Insights garnered from a single customer view can also drive personalized messaging into various communications channels, and email is a popular starting place, Pelletier noted.

“One of our largest clients in Europe uses Boxever to understand abandoned carts and then trigger personalized emails to the abandoners,” she said. “They reported back subsequent bookings of $1 million per week from these communications.”

Boxever also cites a 21 percent reduction in customer-acquisition costs on paid media “by understanding who the customer was, where they came from and whether or not they were already a customer,” said Dave O’Flanagan, the company’s chief executive. “This way they could start to move those customers away from expensive acquisition channels to retention channels, like email, which is much cheaper.” There is also potential for a 17 percent uplift in conversion on ancillary cross-sells, such as adding hotel or car to a booking, he added.

‘Few companies are really leveraging big data’

Exciting though those benefits may be, there’s an even bigger pool of potential payoffs remaining untouched. “Surprisingly few [airline] companies are really leveraging big data today,” O’Flanagan said.
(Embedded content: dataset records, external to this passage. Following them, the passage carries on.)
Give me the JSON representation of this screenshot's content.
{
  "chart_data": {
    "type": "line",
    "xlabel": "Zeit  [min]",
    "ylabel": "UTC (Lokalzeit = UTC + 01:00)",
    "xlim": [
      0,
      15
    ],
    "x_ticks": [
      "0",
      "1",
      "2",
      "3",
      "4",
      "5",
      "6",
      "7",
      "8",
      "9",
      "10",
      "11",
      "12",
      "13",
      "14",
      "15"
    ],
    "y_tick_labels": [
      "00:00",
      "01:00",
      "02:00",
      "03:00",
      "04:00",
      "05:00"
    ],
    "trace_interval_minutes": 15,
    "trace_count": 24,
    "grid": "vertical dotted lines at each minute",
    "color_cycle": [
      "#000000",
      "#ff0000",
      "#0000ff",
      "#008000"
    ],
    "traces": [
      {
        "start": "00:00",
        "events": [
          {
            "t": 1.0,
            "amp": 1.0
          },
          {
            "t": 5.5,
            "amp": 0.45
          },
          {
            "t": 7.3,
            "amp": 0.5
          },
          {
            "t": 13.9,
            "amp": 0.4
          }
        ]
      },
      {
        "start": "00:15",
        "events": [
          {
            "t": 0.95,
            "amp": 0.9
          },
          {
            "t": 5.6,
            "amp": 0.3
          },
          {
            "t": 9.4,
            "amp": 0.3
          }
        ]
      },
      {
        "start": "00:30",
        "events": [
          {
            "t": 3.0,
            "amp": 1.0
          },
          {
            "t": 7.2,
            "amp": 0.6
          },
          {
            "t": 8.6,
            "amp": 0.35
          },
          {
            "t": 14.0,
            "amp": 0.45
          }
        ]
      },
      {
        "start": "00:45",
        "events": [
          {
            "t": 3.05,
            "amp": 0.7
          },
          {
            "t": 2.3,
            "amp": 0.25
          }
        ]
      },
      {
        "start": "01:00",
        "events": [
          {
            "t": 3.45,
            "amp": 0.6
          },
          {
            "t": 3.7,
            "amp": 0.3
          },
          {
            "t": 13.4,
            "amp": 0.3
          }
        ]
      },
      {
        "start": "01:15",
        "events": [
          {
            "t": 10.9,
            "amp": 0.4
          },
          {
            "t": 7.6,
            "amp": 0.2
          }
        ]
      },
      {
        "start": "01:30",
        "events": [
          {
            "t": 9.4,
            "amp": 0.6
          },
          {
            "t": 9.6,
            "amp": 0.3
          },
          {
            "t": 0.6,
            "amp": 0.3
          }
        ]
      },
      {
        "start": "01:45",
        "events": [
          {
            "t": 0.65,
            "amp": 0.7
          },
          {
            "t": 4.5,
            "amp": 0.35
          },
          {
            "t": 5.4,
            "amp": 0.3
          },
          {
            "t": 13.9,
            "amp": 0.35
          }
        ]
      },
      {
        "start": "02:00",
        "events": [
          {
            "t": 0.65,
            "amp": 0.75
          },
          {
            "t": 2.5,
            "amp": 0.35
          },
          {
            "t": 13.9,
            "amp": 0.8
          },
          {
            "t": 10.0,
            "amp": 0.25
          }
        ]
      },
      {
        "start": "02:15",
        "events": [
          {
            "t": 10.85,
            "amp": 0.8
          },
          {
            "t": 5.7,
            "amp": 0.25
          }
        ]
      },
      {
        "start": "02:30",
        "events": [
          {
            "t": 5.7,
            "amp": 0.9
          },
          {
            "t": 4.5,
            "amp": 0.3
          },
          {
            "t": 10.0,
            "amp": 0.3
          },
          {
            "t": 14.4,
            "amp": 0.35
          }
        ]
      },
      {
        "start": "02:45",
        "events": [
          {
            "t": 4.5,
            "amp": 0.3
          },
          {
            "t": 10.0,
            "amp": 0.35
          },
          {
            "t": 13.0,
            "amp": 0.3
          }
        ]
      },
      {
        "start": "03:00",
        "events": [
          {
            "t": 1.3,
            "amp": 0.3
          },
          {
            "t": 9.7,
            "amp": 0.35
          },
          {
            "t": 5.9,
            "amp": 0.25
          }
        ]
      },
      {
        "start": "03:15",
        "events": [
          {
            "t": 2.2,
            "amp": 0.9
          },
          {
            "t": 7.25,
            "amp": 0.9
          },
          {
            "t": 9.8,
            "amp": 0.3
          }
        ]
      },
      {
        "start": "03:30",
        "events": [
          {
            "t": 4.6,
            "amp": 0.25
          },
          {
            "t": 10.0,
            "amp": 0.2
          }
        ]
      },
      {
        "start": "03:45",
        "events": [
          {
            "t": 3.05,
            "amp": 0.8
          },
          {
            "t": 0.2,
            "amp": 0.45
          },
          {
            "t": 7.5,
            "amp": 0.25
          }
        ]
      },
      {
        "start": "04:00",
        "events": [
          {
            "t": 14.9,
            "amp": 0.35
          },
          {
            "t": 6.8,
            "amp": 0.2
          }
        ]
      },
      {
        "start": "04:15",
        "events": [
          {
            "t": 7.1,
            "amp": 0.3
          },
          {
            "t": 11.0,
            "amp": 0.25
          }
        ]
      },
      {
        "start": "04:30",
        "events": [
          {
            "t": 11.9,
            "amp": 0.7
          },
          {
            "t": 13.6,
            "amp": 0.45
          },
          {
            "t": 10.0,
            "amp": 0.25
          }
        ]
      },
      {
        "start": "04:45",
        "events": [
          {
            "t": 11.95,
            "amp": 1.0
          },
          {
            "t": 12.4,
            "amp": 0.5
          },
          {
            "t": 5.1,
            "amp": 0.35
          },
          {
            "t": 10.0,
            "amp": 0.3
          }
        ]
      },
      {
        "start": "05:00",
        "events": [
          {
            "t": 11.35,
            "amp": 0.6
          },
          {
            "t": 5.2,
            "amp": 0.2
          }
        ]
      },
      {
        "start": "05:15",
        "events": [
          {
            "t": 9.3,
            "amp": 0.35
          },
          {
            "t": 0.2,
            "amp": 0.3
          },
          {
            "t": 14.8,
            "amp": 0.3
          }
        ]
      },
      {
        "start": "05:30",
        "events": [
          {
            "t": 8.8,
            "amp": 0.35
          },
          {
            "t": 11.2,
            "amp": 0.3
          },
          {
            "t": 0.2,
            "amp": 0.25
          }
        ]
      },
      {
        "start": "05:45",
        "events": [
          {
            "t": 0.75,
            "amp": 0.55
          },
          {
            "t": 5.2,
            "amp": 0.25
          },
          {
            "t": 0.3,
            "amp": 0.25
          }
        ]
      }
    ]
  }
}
Indeed, “I’ve not seen a single major airline with an integrated ‘big data’ business solution, nor an airline with a plan to integrate such a program,” said Richard Eastman, founder and president of The Eastman Group, which builds travel software.

That depends on how one defines big data, however. “The airlines will tell you they ‘have it all’ without really knowing or understanding what ‘big data’ really is,” Eastman said. “Airline managements remain so focused on selling seats with their existing inventory systems that they have ignored buyer information needs as well as the tools that would enable them to reach out to buyers and travelers to serve those needs—let alone, reach buyers at decision-making moments.”

Marketing, flight operations and crew operations are all areas of rich opportunity, O’Flanagan said.

“I think there’s still a huge unmet need in the marketing and customer experience area,” he said. “Companies like Google are trying to be the ultimate assistant with technologies like Google Now. I think there’s a huge opportunity for airlines to create a helpful travel assistant that knows what I need before I do by combining data with mobile—helping people through airports, in-destination, right throughout the whole travel journey.

“Imagine a travel application that knows where I am, that I’m traveling with my family and that the weather is bad on our beach holiday. It could start to offer alternative itineraries close by that are family-friendly and not weather-dependent. These are truly valuable things an airline could do for me if they could use big data effectively and join the dots between me, my travel experience and environmental factors affecting that.”